Publié le par GouxMathieu

   Oui, je m'en vais être un rien chafouin et, plutôt que d'évoquer, comme je le fais d'ordinaire dans cette catégorie, une série entière, je m'en vais me concentrer ici sur un album d'une série fort connue, Blacksad. Artic-Nation, effectivement, est pour moi le plus réussi jusqu'à présent, et celui vers lequel je reviens constamment.

 

 

   Les premières aventures du chat détective que tout un chacun doit connaître à présent étaient d'ores et déjà plaisantes : mais, j'avoue, au-delà du seul graphisme, extraordinaire bien évidemment, l'histoire ne m'avait guère transporté. Agréable, certes, mais rien d'exceptionnel : je trouvais la chose creuse. Je ne suis pourtant guère dérangé par les clichés, quand ils sont bien venus : mais là, le décalage avec la maîtrise du pinceau était tel que le défaut ressortait plus encore.

   Bien évidemment, vous vous doutez que je n'ai pas ce grief envers Artic-Nation qui permet à l'écrin de dissimuler le plus beau des diamants.

   Artic-Nation effectue, pour moi, ce que toute suite se devrait de faire : reprendre et élargir. Il reprend, effectivement, l'univers si particulier du premier numéro, ses personnages, sa narration ; mais il étend son principe on ne peut mieux et offre ce que nous demandions.

   Tout d'abord, nous en savons plus sur le fonctionnement de ce monde : si, dans Quelque part entre les ombres nous nous doutions que ces animaux ont, dans leur personnalité, les traits que La Fontaine prêtait à ses héros, qui la loyauté, qui la discrétion, qui la curiosité ou la froideur, nous ne savions encore trop bien comment ils s'en accomodaient : en incluant alors la problématique du racisme - qui, ici, est un mot bien justifié et un enjeu capital, car on a là, contrairement aux Hommes, de véritables "races" se côtoyant - et, même, en s'en jouant avec le personnage principal car, bien que noir, il a quelques blancheurs ci et là, la série se colore d'une dimension politique qui sera d'autant mieux explorée par la suite.

   Ensuite, en donnant à Blacksad un acolyte en la personne de Weekly, le scénariste permet à la personnalité du premier de prendre plus de dimensions : l'on sait très bien que le rôle du duo n'est pas tant d'aider l'un à donner la réplique mais, bien, à ne pas la donner, le silence salvateur permettant alors au lecteur de le remplir comme il le désire. Comme de juste, chacun prendra de l'autre, l'un retrouvera le sourire, l'autre se sentira un courage qu'il ne connaissait pas.

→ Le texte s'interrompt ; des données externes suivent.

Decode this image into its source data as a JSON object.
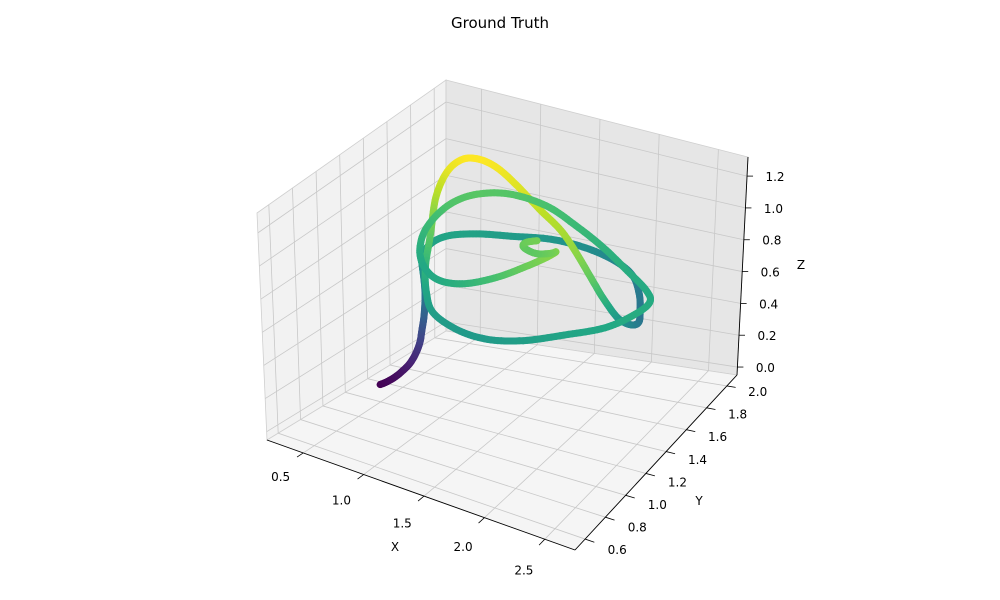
{
  "chart_data": {
    "type": "scatter3d",
    "title": "Ground Truth",
    "xlabel": "X",
    "ylabel": "Y",
    "zlabel": "Z",
    "x_ticks": [
      "0.5",
      "1.0",
      "1.5",
      "2.0",
      "2.5"
    ],
    "y_ticks": [
      "0.6",
      "0.8",
      "1.0",
      "1.2",
      "1.4",
      "1.6",
      "1.8",
      "2.0"
    ],
    "z_ticks": [
      "0.0",
      "0.2",
      "0.4",
      "0.6",
      "0.8",
      "1.0",
      "1.2"
    ],
    "xlim": [
      0.2,
      2.75
    ],
    "ylim": [
      0.5,
      2.1
    ],
    "zlim": [
      -0.05,
      1.32
    ],
    "colormap": "viridis",
    "grid": true,
    "series": [
      {
        "points": [
          [
            0.45,
            1.25,
            0.02
          ],
          [
            0.48,
            1.27,
            0.03
          ],
          [
            0.52,
            1.3,
            0.05
          ],
          [
            0.56,
            1.33,
            0.08
          ],
          [
            0.6,
            1.36,
            0.12
          ],
          [
            0.63,
            1.38,
            0.17
          ],
          [
            0.65,
            1.4,
            0.23
          ],
          [
            0.66,
            1.41,
            0.3
          ],
          [
            0.67,
            1.42,
            0.38
          ],
          [
            0.67,
            1.43,
            0.46
          ],
          [
            0.66,
            1.44,
            0.53
          ],
          [
            0.64,
            1.45,
            0.6
          ],
          [
            0.62,
            1.46,
            0.65
          ],
          [
            0.6,
            1.48,
            0.68
          ],
          [
            0.6,
            1.55,
            0.72
          ],
          [
            0.65,
            1.65,
            0.73
          ],
          [
            0.8,
            1.75,
            0.72
          ],
          [
            1.0,
            1.85,
            0.69
          ],
          [
            1.25,
            1.95,
            0.66
          ],
          [
            1.5,
            2.0,
            0.62
          ],
          [
            1.75,
            2.0,
            0.58
          ],
          [
            1.95,
            1.95,
            0.55
          ],
          [
            2.1,
            1.85,
            0.52
          ],
          [
            2.2,
            1.75,
            0.5
          ],
          [
            2.28,
            1.65,
            0.5
          ],
          [
            2.3,
            1.55,
            0.55
          ],
          [
            2.28,
            1.45,
            0.65
          ],
          [
            2.22,
            1.38,
            0.8
          ],
          [
            2.15,
            1.35,
            0.92
          ],
          [
            2.0,
            1.38,
            1.02
          ],
          [
            1.8,
            1.45,
            1.08
          ],
          [
            1.55,
            1.52,
            1.12
          ],
          [
            1.3,
            1.58,
            1.18
          ],
          [
            1.1,
            1.62,
            1.22
          ],
          [
            0.95,
            1.62,
            1.24
          ],
          [
            0.85,
            1.58,
            1.24
          ],
          [
            0.8,
            1.5,
            1.2
          ],
          [
            0.8,
            1.4,
            1.1
          ],
          [
            0.85,
            1.3,
            0.95
          ],
          [
            0.9,
            1.2,
            0.82
          ],
          [
            1.0,
            1.1,
            0.74
          ],
          [
            1.15,
            1.0,
            0.7
          ],
          [
            1.4,
            0.95,
            0.68
          ],
          [
            1.65,
            0.95,
            0.68
          ],
          [
            1.9,
            1.0,
            0.7
          ],
          [
            2.15,
            1.1,
            0.73
          ],
          [
            2.38,
            1.22,
            0.75
          ],
          [
            2.5,
            1.35,
            0.77
          ],
          [
            2.52,
            1.48,
            0.77
          ],
          [
            2.4,
            1.58,
            0.76
          ],
          [
            2.15,
            1.68,
            0.77
          ],
          [
            1.85,
            1.78,
            0.8
          ],
          [
            1.55,
            1.85,
            0.84
          ],
          [
            1.25,
            1.9,
            0.88
          ],
          [
            0.95,
            1.88,
            0.91
          ],
          [
            0.75,
            1.78,
            0.92
          ],
          [
            0.65,
            1.65,
            0.9
          ],
          [
            0.62,
            1.5,
            0.84
          ],
          [
            0.68,
            1.38,
            0.78
          ],
          [
            0.82,
            1.28,
            0.75
          ],
          [
            1.02,
            1.2,
            0.76
          ],
          [
            1.25,
            1.18,
            0.8
          ],
          [
            1.5,
            1.2,
            0.88
          ],
          [
            1.7,
            1.25,
            0.96
          ],
          [
            1.82,
            1.3,
            1.01
          ],
          [
            1.85,
            1.35,
            1.02
          ],
          [
            1.78,
            1.38,
            0.98
          ],
          [
            1.65,
            1.4,
            0.94
          ],
          [
            1.55,
            1.42,
            0.93
          ],
          [
            1.5,
            1.43,
            0.94
          ],
          [
            1.52,
            1.44,
            0.96
          ],
          [
            1.6,
            1.45,
            0.98
          ]
        ]
      }
    ]
  }
}
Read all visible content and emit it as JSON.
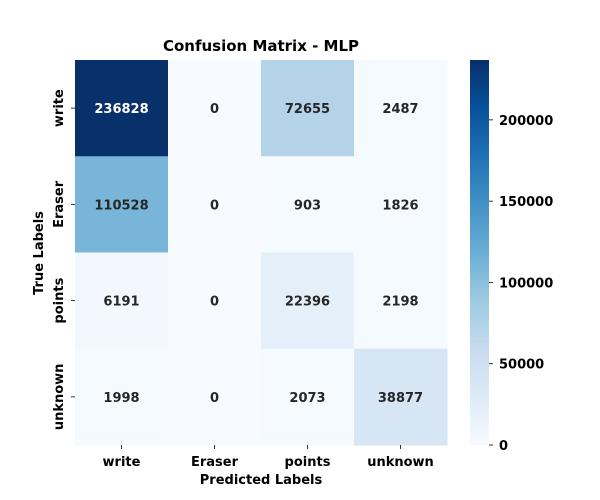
{
  "chart_data": {
    "type": "heatmap",
    "title": "Confusion Matrix - MLP",
    "xlabel": "Predicted Labels",
    "ylabel": "True Labels",
    "x_categories": [
      "write",
      "Eraser",
      "points",
      "unknown"
    ],
    "y_categories": [
      "write",
      "Eraser",
      "points",
      "unknown"
    ],
    "values": [
      [
        236828,
        0,
        72655,
        2487
      ],
      [
        110528,
        0,
        903,
        1826
      ],
      [
        6191,
        0,
        22396,
        2198
      ],
      [
        1998,
        0,
        2073,
        38877
      ]
    ],
    "colormap": "Blues",
    "color_range": [
      0,
      236828
    ],
    "colorbar_ticks": [
      0,
      50000,
      100000,
      150000,
      200000
    ],
    "colors": {
      "low": "#f7fbff",
      "high": "#08306b",
      "text_light": "#ffffff",
      "text_dark": "#262626"
    }
  }
}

   Les interactions, alors, avec les autres personnages satellites n'en deviennent que plus savoureuses car de même et en miroir, l'on saura qu'ils n'agiront pas de la même façon face à l'un et face à l'autre. L'histoire, finalement simplexe, du premier album, devient une cathédrale colorée où la lumière, percutant les vitraux, se teint de mille et une nuances.

   Enfin, comment ne pas voir dans la thématique même de cet album, aussi blanc de neige que le premier était noir d'ombre, cette envie sourde, même inconsciemment sue pour celui qui ne chercherait pas spécifiquement à en faire la glose, de "tourner la caméra", en quelques sortes, sur son axe et de dévoiler "l'envers du décor".

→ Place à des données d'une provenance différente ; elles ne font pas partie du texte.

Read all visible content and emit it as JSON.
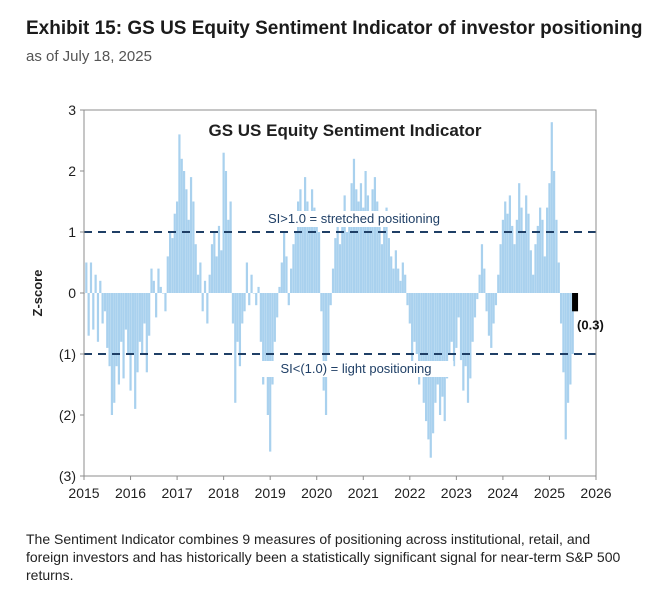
{
  "header": {
    "title": "Exhibit 15: GS US Equity Sentiment Indicator of investor positioning",
    "subtitle": "as of July 18, 2025"
  },
  "footnote": "The Sentiment Indicator combines 9 measures of positioning across institutional, retail, and foreign investors and has historically been a statistically significant signal for near-term S&P 500 returns.",
  "chart_data": {
    "type": "bar",
    "title": "GS US Equity  Sentiment Indicator",
    "ylabel": "Z-score",
    "xlabel": "",
    "xlim": [
      2015,
      2026
    ],
    "ylim": [
      -3,
      3
    ],
    "x_ticks": [
      "2015",
      "2016",
      "2017",
      "2018",
      "2019",
      "2020",
      "2021",
      "2022",
      "2023",
      "2024",
      "2025",
      "2026"
    ],
    "y_ticks": [
      {
        "value": 3,
        "label": "3"
      },
      {
        "value": 2,
        "label": "2"
      },
      {
        "value": 1,
        "label": "1"
      },
      {
        "value": 0,
        "label": "0"
      },
      {
        "value": -1,
        "label": "(1)"
      },
      {
        "value": -2,
        "label": "(2)"
      },
      {
        "value": -3,
        "label": "(3)"
      }
    ],
    "grid": false,
    "bar_color": "#a9d1ee",
    "highlight_color": "#000000",
    "reference_lines": [
      {
        "y": 1,
        "label": "SI>1.0 = stretched positioning",
        "color": "#1f3f66"
      },
      {
        "y": -1,
        "label": "SI<(1.0) = light positioning",
        "color": "#1f3f66"
      }
    ],
    "latest_point": {
      "x": 2025.55,
      "y": -0.3,
      "label": "(0.3)"
    },
    "series_points": [
      [
        2015.0,
        0.0
      ],
      [
        2015.05,
        0.5
      ],
      [
        2015.1,
        -0.7
      ],
      [
        2015.15,
        0.5
      ],
      [
        2015.2,
        -0.6
      ],
      [
        2015.25,
        0.3
      ],
      [
        2015.3,
        -0.8
      ],
      [
        2015.35,
        0.2
      ],
      [
        2015.4,
        -0.5
      ],
      [
        2015.45,
        -0.3
      ],
      [
        2015.5,
        -0.9
      ],
      [
        2015.55,
        -1.2
      ],
      [
        2015.6,
        -2.0
      ],
      [
        2015.65,
        -1.8
      ],
      [
        2015.7,
        -1.2
      ],
      [
        2015.75,
        -1.5
      ],
      [
        2015.8,
        -0.8
      ],
      [
        2015.85,
        -1.4
      ],
      [
        2015.9,
        -0.6
      ],
      [
        2015.95,
        -1.0
      ],
      [
        2016.0,
        -1.6
      ],
      [
        2016.05,
        -1.0
      ],
      [
        2016.1,
        -1.9
      ],
      [
        2016.15,
        -1.3
      ],
      [
        2016.2,
        -0.8
      ],
      [
        2016.25,
        -1.0
      ],
      [
        2016.3,
        -0.5
      ],
      [
        2016.35,
        -1.3
      ],
      [
        2016.4,
        -0.7
      ],
      [
        2016.45,
        0.4
      ],
      [
        2016.5,
        0.2
      ],
      [
        2016.55,
        -0.4
      ],
      [
        2016.6,
        0.4
      ],
      [
        2016.65,
        0.1
      ],
      [
        2016.7,
        0.0
      ],
      [
        2016.75,
        -0.3
      ],
      [
        2016.8,
        0.6
      ],
      [
        2016.85,
        1.0
      ],
      [
        2016.9,
        0.9
      ],
      [
        2016.95,
        1.3
      ],
      [
        2017.0,
        1.5
      ],
      [
        2017.05,
        2.6
      ],
      [
        2017.1,
        2.2
      ],
      [
        2017.15,
        2.0
      ],
      [
        2017.2,
        1.7
      ],
      [
        2017.25,
        1.2
      ],
      [
        2017.3,
        1.9
      ],
      [
        2017.35,
        1.5
      ],
      [
        2017.4,
        0.8
      ],
      [
        2017.45,
        0.3
      ],
      [
        2017.5,
        0.5
      ],
      [
        2017.55,
        -0.3
      ],
      [
        2017.6,
        0.2
      ],
      [
        2017.65,
        -0.5
      ],
      [
        2017.7,
        0.3
      ],
      [
        2017.75,
        0.8
      ],
      [
        2017.8,
        1.0
      ],
      [
        2017.85,
        0.6
      ],
      [
        2017.9,
        1.1
      ],
      [
        2017.95,
        0.7
      ],
      [
        2018.0,
        2.3
      ],
      [
        2018.05,
        2.0
      ],
      [
        2018.1,
        1.2
      ],
      [
        2018.15,
        1.5
      ],
      [
        2018.2,
        -0.5
      ],
      [
        2018.25,
        -1.8
      ],
      [
        2018.3,
        -0.8
      ],
      [
        2018.35,
        -1.2
      ],
      [
        2018.4,
        -0.5
      ],
      [
        2018.45,
        -0.3
      ],
      [
        2018.5,
        0.5
      ],
      [
        2018.55,
        -0.2
      ],
      [
        2018.6,
        0.3
      ],
      [
        2018.65,
        0.0
      ],
      [
        2018.7,
        -0.2
      ],
      [
        2018.75,
        0.1
      ],
      [
        2018.8,
        -0.8
      ],
      [
        2018.85,
        -1.5
      ],
      [
        2018.9,
        -1.2
      ],
      [
        2018.95,
        -2.0
      ],
      [
        2019.0,
        -2.6
      ],
      [
        2019.05,
        -1.5
      ],
      [
        2019.1,
        -0.8
      ],
      [
        2019.15,
        -0.4
      ],
      [
        2019.2,
        0.1
      ],
      [
        2019.25,
        0.5
      ],
      [
        2019.3,
        1.0
      ],
      [
        2019.35,
        0.6
      ],
      [
        2019.4,
        -0.2
      ],
      [
        2019.45,
        0.4
      ],
      [
        2019.5,
        0.8
      ],
      [
        2019.55,
        1.0
      ],
      [
        2019.6,
        1.5
      ],
      [
        2019.65,
        1.7
      ],
      [
        2019.7,
        1.3
      ],
      [
        2019.75,
        1.9
      ],
      [
        2019.8,
        1.5
      ],
      [
        2019.85,
        1.1
      ],
      [
        2019.9,
        1.7
      ],
      [
        2019.95,
        1.4
      ],
      [
        2020.0,
        1.2
      ],
      [
        2020.05,
        1.0
      ],
      [
        2020.1,
        -0.3
      ],
      [
        2020.15,
        -1.6
      ],
      [
        2020.2,
        -2.0
      ],
      [
        2020.25,
        -1.0
      ],
      [
        2020.3,
        -0.2
      ],
      [
        2020.35,
        0.4
      ],
      [
        2020.4,
        0.9
      ],
      [
        2020.45,
        1.2
      ],
      [
        2020.5,
        0.8
      ],
      [
        2020.55,
        1.3
      ],
      [
        2020.6,
        1.6
      ],
      [
        2020.65,
        1.0
      ],
      [
        2020.7,
        1.3
      ],
      [
        2020.75,
        1.8
      ],
      [
        2020.8,
        2.2
      ],
      [
        2020.85,
        1.7
      ],
      [
        2020.9,
        1.5
      ],
      [
        2020.95,
        1.8
      ],
      [
        2021.0,
        1.4
      ],
      [
        2021.05,
        2.0
      ],
      [
        2021.1,
        1.6
      ],
      [
        2021.15,
        1.3
      ],
      [
        2021.2,
        1.7
      ],
      [
        2021.25,
        1.9
      ],
      [
        2021.3,
        1.5
      ],
      [
        2021.35,
        1.2
      ],
      [
        2021.4,
        0.8
      ],
      [
        2021.45,
        1.1
      ],
      [
        2021.5,
        1.4
      ],
      [
        2021.55,
        0.9
      ],
      [
        2021.6,
        0.6
      ],
      [
        2021.65,
        0.4
      ],
      [
        2021.7,
        0.7
      ],
      [
        2021.75,
        0.4
      ],
      [
        2021.8,
        0.2
      ],
      [
        2021.85,
        0.5
      ],
      [
        2021.9,
        0.3
      ],
      [
        2021.95,
        -0.2
      ],
      [
        2022.0,
        -0.5
      ],
      [
        2022.05,
        -1.2
      ],
      [
        2022.1,
        -0.8
      ],
      [
        2022.15,
        -1.0
      ],
      [
        2022.2,
        -1.5
      ],
      [
        2022.25,
        -1.2
      ],
      [
        2022.3,
        -1.8
      ],
      [
        2022.35,
        -2.1
      ],
      [
        2022.4,
        -2.4
      ],
      [
        2022.45,
        -2.7
      ],
      [
        2022.5,
        -2.3
      ],
      [
        2022.55,
        -1.8
      ],
      [
        2022.6,
        -1.5
      ],
      [
        2022.65,
        -2.0
      ],
      [
        2022.7,
        -1.7
      ],
      [
        2022.75,
        -2.1
      ],
      [
        2022.8,
        -1.4
      ],
      [
        2022.85,
        -1.0
      ],
      [
        2022.9,
        -0.8
      ],
      [
        2022.95,
        -1.2
      ],
      [
        2023.0,
        -0.9
      ],
      [
        2023.05,
        -0.4
      ],
      [
        2023.1,
        -1.1
      ],
      [
        2023.15,
        -1.6
      ],
      [
        2023.2,
        -1.2
      ],
      [
        2023.25,
        -1.8
      ],
      [
        2023.3,
        -1.4
      ],
      [
        2023.35,
        -0.8
      ],
      [
        2023.4,
        -0.4
      ],
      [
        2023.45,
        -0.1
      ],
      [
        2023.5,
        0.3
      ],
      [
        2023.55,
        0.8
      ],
      [
        2023.6,
        0.4
      ],
      [
        2023.65,
        -0.3
      ],
      [
        2023.7,
        -0.7
      ],
      [
        2023.75,
        -0.9
      ],
      [
        2023.8,
        -0.5
      ],
      [
        2023.85,
        -0.2
      ],
      [
        2023.9,
        0.3
      ],
      [
        2023.95,
        0.8
      ],
      [
        2024.0,
        1.2
      ],
      [
        2024.05,
        1.5
      ],
      [
        2024.1,
        1.3
      ],
      [
        2024.15,
        1.6
      ],
      [
        2024.2,
        1.1
      ],
      [
        2024.25,
        0.8
      ],
      [
        2024.3,
        1.2
      ],
      [
        2024.35,
        1.8
      ],
      [
        2024.4,
        1.4
      ],
      [
        2024.45,
        1.0
      ],
      [
        2024.5,
        1.6
      ],
      [
        2024.55,
        1.3
      ],
      [
        2024.6,
        0.7
      ],
      [
        2024.65,
        0.3
      ],
      [
        2024.7,
        0.8
      ],
      [
        2024.75,
        1.1
      ],
      [
        2024.8,
        1.4
      ],
      [
        2024.85,
        1.2
      ],
      [
        2024.9,
        0.6
      ],
      [
        2024.95,
        1.4
      ],
      [
        2025.0,
        1.8
      ],
      [
        2025.05,
        2.8
      ],
      [
        2025.1,
        2.0
      ],
      [
        2025.15,
        1.2
      ],
      [
        2025.2,
        0.5
      ],
      [
        2025.25,
        -0.5
      ],
      [
        2025.3,
        -1.3
      ],
      [
        2025.35,
        -2.4
      ],
      [
        2025.4,
        -1.8
      ],
      [
        2025.45,
        -1.5
      ],
      [
        2025.5,
        -1.0
      ]
    ]
  }
}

   Le monde de Blacksad ne se limite plus, alors, à cette ville initiale et fantasmée qui empruntait, tour à tour, au Faucon Maltais, à Casablanca et à La Corde ; il embrasse maintenant un continent entier, l'océan lui-même ne sera plus une limite envisageable.

   Artic-Nation, ou le prêtre qui, après s'être présenté, tend les bras pour offrir l'absolution.

   Cela, même les anti-cléricaux l'attendaient.